With people all over the world stuck at home, Langford said, his organization is seeing a rise in the online exploitation of trafficking victims. 

Recent technological advancements around the world have increased the opportunity for the sale of pornography, including child porn, and COVID-19 has led to an increased demand for such images. 

“The online sexual exploitation of children is this new, sinister form of cyber sex trafficking that has really spread like a wildfire in a dry field with the proliferation of the developing world,” Langford said.

The accessibility of the internet and modern technology has made digital exploitation a major issue in areas rich and poor alike. The Philippines is one such nation where online sexual exploitation has rapidly increased in recent years, he said. 

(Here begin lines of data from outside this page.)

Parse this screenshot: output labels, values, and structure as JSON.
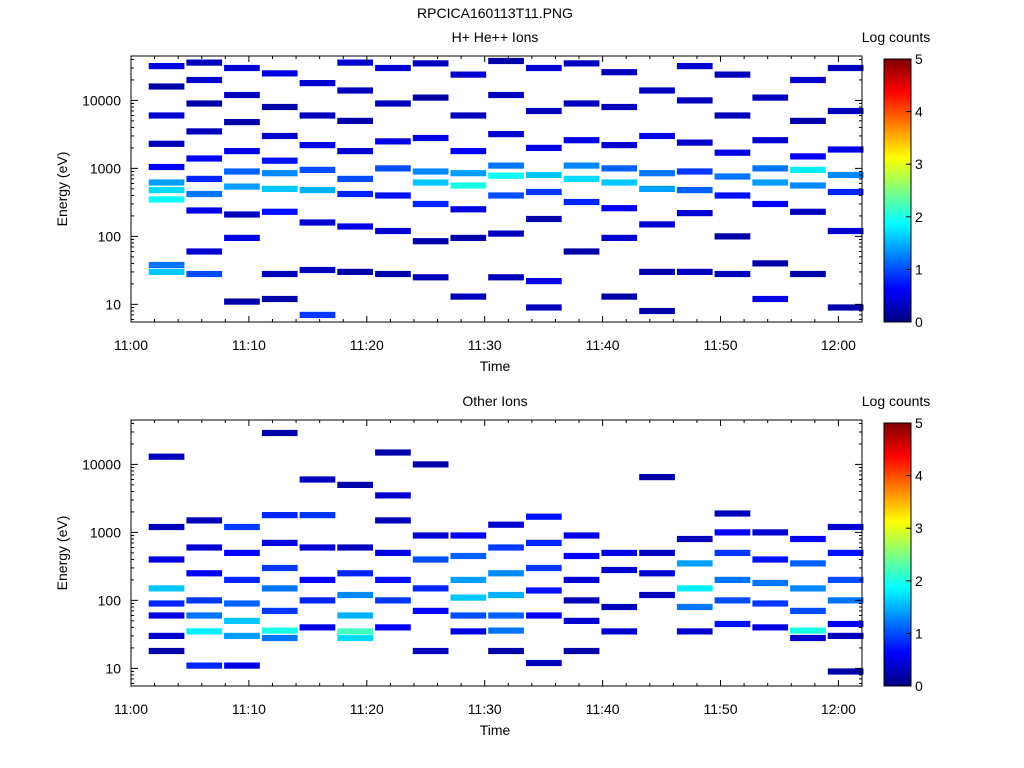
{
  "figure_title": "RPCICA160113T11.PNG",
  "colors": {
    "colormap": [
      "#00007f",
      "#0000ff",
      "#007fff",
      "#00ffff",
      "#7fff7f",
      "#ffff00",
      "#ff7f00",
      "#ff0000",
      "#7f0000"
    ]
  },
  "chart_data": [
    {
      "type": "heatmap",
      "title": "H+ He++ Ions",
      "xlabel": "Time",
      "ylabel": "Energy (eV)",
      "x_ticks": [
        "11:00",
        "11:10",
        "11:20",
        "11:30",
        "11:40",
        "11:50",
        "12:00"
      ],
      "xlim": [
        "11:00",
        "12:02"
      ],
      "y_scale": "log",
      "y_ticks": [
        10,
        100,
        1000,
        10000
      ],
      "y_tick_labels": [
        "10",
        "100",
        "1000",
        "10000"
      ],
      "ylim": [
        5.5,
        45000
      ],
      "colorbar": {
        "label": "Log counts",
        "range": [
          0,
          5
        ],
        "ticks": [
          "0",
          "1",
          "2",
          "3",
          "4",
          "5"
        ]
      },
      "time_bin_starts": [
        "11:01.5",
        "11:04.7",
        "11:07.9",
        "11:11.1",
        "11:14.3",
        "11:17.5",
        "11:20.7",
        "11:23.9",
        "11:27.1",
        "11:30.3",
        "11:33.5",
        "11:36.7",
        "11:39.9",
        "11:43.1",
        "11:46.3",
        "11:49.5",
        "11:52.7",
        "11:55.9",
        "11:59.1"
      ],
      "time_bin_width_min": 3.2,
      "note_values": "log10 counts per time bin and energy bin",
      "cells": [
        [
          0,
          30,
          1.6
        ],
        [
          0,
          38,
          1.2
        ],
        [
          0,
          350,
          1.9
        ],
        [
          0,
          480,
          1.7
        ],
        [
          0,
          620,
          1.4
        ],
        [
          0,
          1050,
          0.6
        ],
        [
          0,
          2300,
          0.3
        ],
        [
          0,
          6000,
          0.4
        ],
        [
          0,
          16000,
          0.2
        ],
        [
          0,
          32000,
          0.5
        ],
        [
          1,
          28,
          1.0
        ],
        [
          1,
          60,
          0.4
        ],
        [
          1,
          240,
          0.5
        ],
        [
          1,
          420,
          1.2
        ],
        [
          1,
          700,
          0.8
        ],
        [
          1,
          1400,
          0.6
        ],
        [
          1,
          3500,
          0.3
        ],
        [
          1,
          9000,
          0.2
        ],
        [
          1,
          20000,
          0.4
        ],
        [
          1,
          36000,
          0.3
        ],
        [
          2,
          11,
          0.2
        ],
        [
          2,
          95,
          0.5
        ],
        [
          2,
          210,
          0.3
        ],
        [
          2,
          540,
          1.4
        ],
        [
          2,
          900,
          1.1
        ],
        [
          2,
          1800,
          0.5
        ],
        [
          2,
          4800,
          0.2
        ],
        [
          2,
          12000,
          0.3
        ],
        [
          2,
          30000,
          0.4
        ],
        [
          3,
          12,
          0.2
        ],
        [
          3,
          28,
          0.3
        ],
        [
          3,
          230,
          0.7
        ],
        [
          3,
          500,
          1.6
        ],
        [
          3,
          850,
          1.3
        ],
        [
          3,
          1300,
          0.7
        ],
        [
          3,
          3000,
          0.4
        ],
        [
          3,
          8000,
          0.2
        ],
        [
          3,
          25000,
          0.5
        ],
        [
          4,
          7,
          0.9
        ],
        [
          4,
          32,
          0.3
        ],
        [
          4,
          160,
          0.4
        ],
        [
          4,
          480,
          1.5
        ],
        [
          4,
          950,
          1.0
        ],
        [
          4,
          2200,
          0.5
        ],
        [
          4,
          6000,
          0.3
        ],
        [
          4,
          18000,
          0.4
        ],
        [
          5,
          30,
          0.2
        ],
        [
          5,
          140,
          0.5
        ],
        [
          5,
          420,
          0.8
        ],
        [
          5,
          700,
          1.0
        ],
        [
          5,
          1800,
          0.4
        ],
        [
          5,
          5000,
          0.2
        ],
        [
          5,
          14000,
          0.3
        ],
        [
          5,
          36000,
          0.4
        ],
        [
          6,
          28,
          0.2
        ],
        [
          6,
          120,
          0.4
        ],
        [
          6,
          400,
          0.7
        ],
        [
          6,
          1000,
          1.0
        ],
        [
          6,
          2500,
          0.5
        ],
        [
          6,
          9000,
          0.3
        ],
        [
          6,
          30000,
          0.4
        ],
        [
          7,
          25,
          0.3
        ],
        [
          7,
          85,
          0.2
        ],
        [
          7,
          300,
          0.8
        ],
        [
          7,
          620,
          1.6
        ],
        [
          7,
          900,
          1.3
        ],
        [
          7,
          2800,
          0.5
        ],
        [
          7,
          11000,
          0.2
        ],
        [
          7,
          35000,
          0.3
        ],
        [
          8,
          13,
          0.3
        ],
        [
          8,
          95,
          0.2
        ],
        [
          8,
          250,
          0.5
        ],
        [
          8,
          560,
          2.0
        ],
        [
          8,
          850,
          1.4
        ],
        [
          8,
          1800,
          0.6
        ],
        [
          8,
          6000,
          0.3
        ],
        [
          8,
          24000,
          0.4
        ],
        [
          9,
          25,
          0.3
        ],
        [
          9,
          110,
          0.3
        ],
        [
          9,
          400,
          1.0
        ],
        [
          9,
          780,
          1.9
        ],
        [
          9,
          1100,
          1.2
        ],
        [
          9,
          3200,
          0.4
        ],
        [
          9,
          12000,
          0.3
        ],
        [
          9,
          38000,
          0.2
        ],
        [
          10,
          9,
          0.3
        ],
        [
          10,
          22,
          0.5
        ],
        [
          10,
          180,
          0.2
        ],
        [
          10,
          450,
          0.9
        ],
        [
          10,
          800,
          1.6
        ],
        [
          10,
          2000,
          0.5
        ],
        [
          10,
          7000,
          0.3
        ],
        [
          10,
          30000,
          0.4
        ],
        [
          11,
          60,
          0.2
        ],
        [
          11,
          320,
          0.8
        ],
        [
          11,
          700,
          1.7
        ],
        [
          11,
          1100,
          1.3
        ],
        [
          11,
          2600,
          0.5
        ],
        [
          11,
          9000,
          0.3
        ],
        [
          11,
          35000,
          0.3
        ],
        [
          12,
          13,
          0.2
        ],
        [
          12,
          95,
          0.4
        ],
        [
          12,
          260,
          0.6
        ],
        [
          12,
          620,
          1.6
        ],
        [
          12,
          1000,
          1.1
        ],
        [
          12,
          2200,
          0.4
        ],
        [
          12,
          8000,
          0.3
        ],
        [
          12,
          26000,
          0.3
        ],
        [
          13,
          8,
          0.2
        ],
        [
          13,
          30,
          0.2
        ],
        [
          13,
          150,
          0.4
        ],
        [
          13,
          500,
          1.4
        ],
        [
          13,
          850,
          1.2
        ],
        [
          13,
          3000,
          0.5
        ],
        [
          13,
          14000,
          0.3
        ],
        [
          14,
          30,
          0.3
        ],
        [
          14,
          220,
          0.4
        ],
        [
          14,
          480,
          1.1
        ],
        [
          14,
          900,
          0.9
        ],
        [
          14,
          2400,
          0.4
        ],
        [
          14,
          10000,
          0.3
        ],
        [
          14,
          32000,
          0.4
        ],
        [
          15,
          28,
          0.3
        ],
        [
          15,
          100,
          0.2
        ],
        [
          15,
          400,
          0.7
        ],
        [
          15,
          760,
          1.2
        ],
        [
          15,
          1700,
          0.5
        ],
        [
          15,
          6000,
          0.3
        ],
        [
          15,
          24000,
          0.3
        ],
        [
          16,
          12,
          0.5
        ],
        [
          16,
          40,
          0.2
        ],
        [
          16,
          300,
          0.6
        ],
        [
          16,
          620,
          1.4
        ],
        [
          16,
          1000,
          1.2
        ],
        [
          16,
          2600,
          0.4
        ],
        [
          16,
          11000,
          0.3
        ],
        [
          17,
          28,
          0.2
        ],
        [
          17,
          230,
          0.3
        ],
        [
          17,
          560,
          1.3
        ],
        [
          17,
          950,
          1.8
        ],
        [
          17,
          1500,
          0.6
        ],
        [
          17,
          5000,
          0.2
        ],
        [
          17,
          20000,
          0.4
        ],
        [
          18,
          9,
          0.2
        ],
        [
          18,
          120,
          0.4
        ],
        [
          18,
          450,
          0.8
        ],
        [
          18,
          800,
          1.3
        ],
        [
          18,
          1900,
          0.5
        ],
        [
          18,
          7000,
          0.3
        ],
        [
          18,
          30000,
          0.3
        ]
      ]
    },
    {
      "type": "heatmap",
      "title": "Other Ions",
      "xlabel": "Time",
      "ylabel": "Energy (eV)",
      "x_ticks": [
        "11:00",
        "11:10",
        "11:20",
        "11:30",
        "11:40",
        "11:50",
        "12:00"
      ],
      "xlim": [
        "11:00",
        "12:02"
      ],
      "y_scale": "log",
      "y_ticks": [
        10,
        100,
        1000,
        10000
      ],
      "y_tick_labels": [
        "10",
        "100",
        "1000",
        "10000"
      ],
      "ylim": [
        5.5,
        45000
      ],
      "colorbar": {
        "label": "Log counts",
        "range": [
          0,
          5
        ],
        "ticks": [
          "0",
          "1",
          "2",
          "3",
          "4",
          "5"
        ]
      },
      "time_bin_starts": [
        "11:01.5",
        "11:04.7",
        "11:07.9",
        "11:11.1",
        "11:14.3",
        "11:17.5",
        "11:20.7",
        "11:23.9",
        "11:27.1",
        "11:30.3",
        "11:33.5",
        "11:36.7",
        "11:39.9",
        "11:43.1",
        "11:46.3",
        "11:49.5",
        "11:52.7",
        "11:55.9",
        "11:59.1"
      ],
      "time_bin_width_min": 3.2,
      "note_values": "log10 counts per time bin and energy bin",
      "cells": [
        [
          0,
          13000,
          0.3
        ],
        [
          0,
          1200,
          0.3
        ],
        [
          0,
          400,
          0.5
        ],
        [
          0,
          150,
          1.6
        ],
        [
          0,
          90,
          0.8
        ],
        [
          0,
          60,
          0.5
        ],
        [
          0,
          30,
          0.4
        ],
        [
          0,
          18,
          0.2
        ],
        [
          1,
          1500,
          0.3
        ],
        [
          1,
          600,
          0.4
        ],
        [
          1,
          250,
          0.6
        ],
        [
          1,
          100,
          0.9
        ],
        [
          1,
          60,
          1.2
        ],
        [
          1,
          35,
          1.8
        ],
        [
          1,
          11,
          0.8
        ],
        [
          2,
          1200,
          0.9
        ],
        [
          2,
          500,
          0.6
        ],
        [
          2,
          200,
          0.8
        ],
        [
          2,
          90,
          1.1
        ],
        [
          2,
          50,
          1.6
        ],
        [
          2,
          30,
          1.4
        ],
        [
          2,
          11,
          0.5
        ],
        [
          3,
          29000,
          0.2
        ],
        [
          3,
          1800,
          0.8
        ],
        [
          3,
          700,
          0.5
        ],
        [
          3,
          300,
          0.9
        ],
        [
          3,
          150,
          1.2
        ],
        [
          3,
          70,
          0.9
        ],
        [
          3,
          36,
          2.0
        ],
        [
          3,
          28,
          1.2
        ],
        [
          4,
          6000,
          0.3
        ],
        [
          4,
          1800,
          0.9
        ],
        [
          4,
          600,
          0.4
        ],
        [
          4,
          200,
          0.6
        ],
        [
          4,
          100,
          0.8
        ],
        [
          4,
          40,
          0.5
        ],
        [
          5,
          5000,
          0.2
        ],
        [
          5,
          600,
          0.3
        ],
        [
          5,
          250,
          0.8
        ],
        [
          5,
          120,
          1.3
        ],
        [
          5,
          60,
          1.5
        ],
        [
          5,
          35,
          2.2
        ],
        [
          5,
          28,
          1.7
        ],
        [
          6,
          15000,
          0.2
        ],
        [
          6,
          3500,
          0.4
        ],
        [
          6,
          1500,
          0.3
        ],
        [
          6,
          500,
          0.5
        ],
        [
          6,
          200,
          0.7
        ],
        [
          6,
          100,
          0.9
        ],
        [
          6,
          40,
          0.6
        ],
        [
          7,
          10000,
          0.2
        ],
        [
          7,
          900,
          0.4
        ],
        [
          7,
          400,
          1.0
        ],
        [
          7,
          150,
          0.8
        ],
        [
          7,
          70,
          0.6
        ],
        [
          7,
          18,
          0.3
        ],
        [
          8,
          900,
          0.6
        ],
        [
          8,
          450,
          1.1
        ],
        [
          8,
          200,
          1.4
        ],
        [
          8,
          110,
          1.6
        ],
        [
          8,
          60,
          1.0
        ],
        [
          8,
          35,
          0.5
        ],
        [
          9,
          1300,
          0.4
        ],
        [
          9,
          600,
          0.9
        ],
        [
          9,
          250,
          1.3
        ],
        [
          9,
          120,
          1.5
        ],
        [
          9,
          60,
          1.1
        ],
        [
          9,
          36,
          1.2
        ],
        [
          9,
          18,
          0.2
        ],
        [
          10,
          1700,
          0.7
        ],
        [
          10,
          700,
          0.8
        ],
        [
          10,
          300,
          0.9
        ],
        [
          10,
          140,
          0.7
        ],
        [
          10,
          60,
          0.6
        ],
        [
          10,
          12,
          0.3
        ],
        [
          11,
          900,
          0.5
        ],
        [
          11,
          450,
          0.6
        ],
        [
          11,
          200,
          0.4
        ],
        [
          11,
          100,
          0.3
        ],
        [
          11,
          50,
          0.4
        ],
        [
          11,
          18,
          0.2
        ],
        [
          12,
          500,
          0.5
        ],
        [
          12,
          280,
          0.4
        ],
        [
          12,
          80,
          0.3
        ],
        [
          12,
          35,
          0.4
        ],
        [
          13,
          6500,
          0.2
        ],
        [
          13,
          500,
          0.3
        ],
        [
          13,
          250,
          0.4
        ],
        [
          13,
          120,
          0.3
        ],
        [
          14,
          800,
          0.3
        ],
        [
          14,
          350,
          1.4
        ],
        [
          14,
          150,
          1.8
        ],
        [
          14,
          80,
          1.2
        ],
        [
          14,
          35,
          0.4
        ],
        [
          15,
          1900,
          0.3
        ],
        [
          15,
          1000,
          0.6
        ],
        [
          15,
          500,
          0.9
        ],
        [
          15,
          200,
          1.2
        ],
        [
          15,
          100,
          1.0
        ],
        [
          15,
          45,
          0.7
        ],
        [
          16,
          1000,
          0.4
        ],
        [
          16,
          400,
          0.7
        ],
        [
          16,
          180,
          1.2
        ],
        [
          16,
          90,
          0.9
        ],
        [
          16,
          40,
          0.5
        ],
        [
          17,
          800,
          0.6
        ],
        [
          17,
          350,
          1.1
        ],
        [
          17,
          150,
          1.3
        ],
        [
          17,
          70,
          1.0
        ],
        [
          17,
          36,
          2.0
        ],
        [
          17,
          28,
          0.4
        ],
        [
          18,
          1200,
          0.4
        ],
        [
          18,
          500,
          0.7
        ],
        [
          18,
          200,
          1.0
        ],
        [
          18,
          100,
          1.2
        ],
        [
          18,
          45,
          0.6
        ],
        [
          18,
          30,
          0.3
        ],
        [
          18,
          9,
          0.2
        ]
      ]
    }
  ]
}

“If you are a cyber sex trafficker in the Philippines, all you need is a cheap internet connection, which is easy to get. You need a cheap webcam or a cellphone, and just some sort of electronic payment method, and then you are up and running, able to sell to predators and abusers around the world,” he said.  

Polaris’ Beiser warned that individuals who are purchasing pornography during COVID-19 could “be watching rape or trafficking, and there is no way that they could know that.”

“For people who are watching a live webcam of sex, there might be a person off-camera who is making that situation happen,” he said.

The threat of forced labor is also a concern. “The modern form of slavery these days is often to lure people into slavery by an advance of money,” Langford said. 

“There is deception. There is coercion,” he said, explaining that the money upfront is really just the “bait to lure people into a situation of slavery, where you are not allowed to leave.” 

Labor trafficking is a concern even in America, especially during COVID-19. “People who can’t work from home, because they don’t have the type of job that’s economically flexible enough that they can do that … those are the people who would be more likely [to be] exploited for labor trafficking,” Beiser said.

The enslavement or trafficking of individuals are “crimes of opportunity,” Langford said. “Traffickers and slave owners are not brave people. They prey on the weakest.” 

Amid the rise in violence and opportunity for exploitation during the coronavirus pandemic, experts remain optimistic that COVID-19 will bring increased attention to the human trafficking crisis.  

“This might be an opportunity where we can really look at some of the vulnerabilities that we know people who are being trafficked are experiencing and think about how we can do things upstream to try to have support available for the people we know are most at risk,” Beiser said.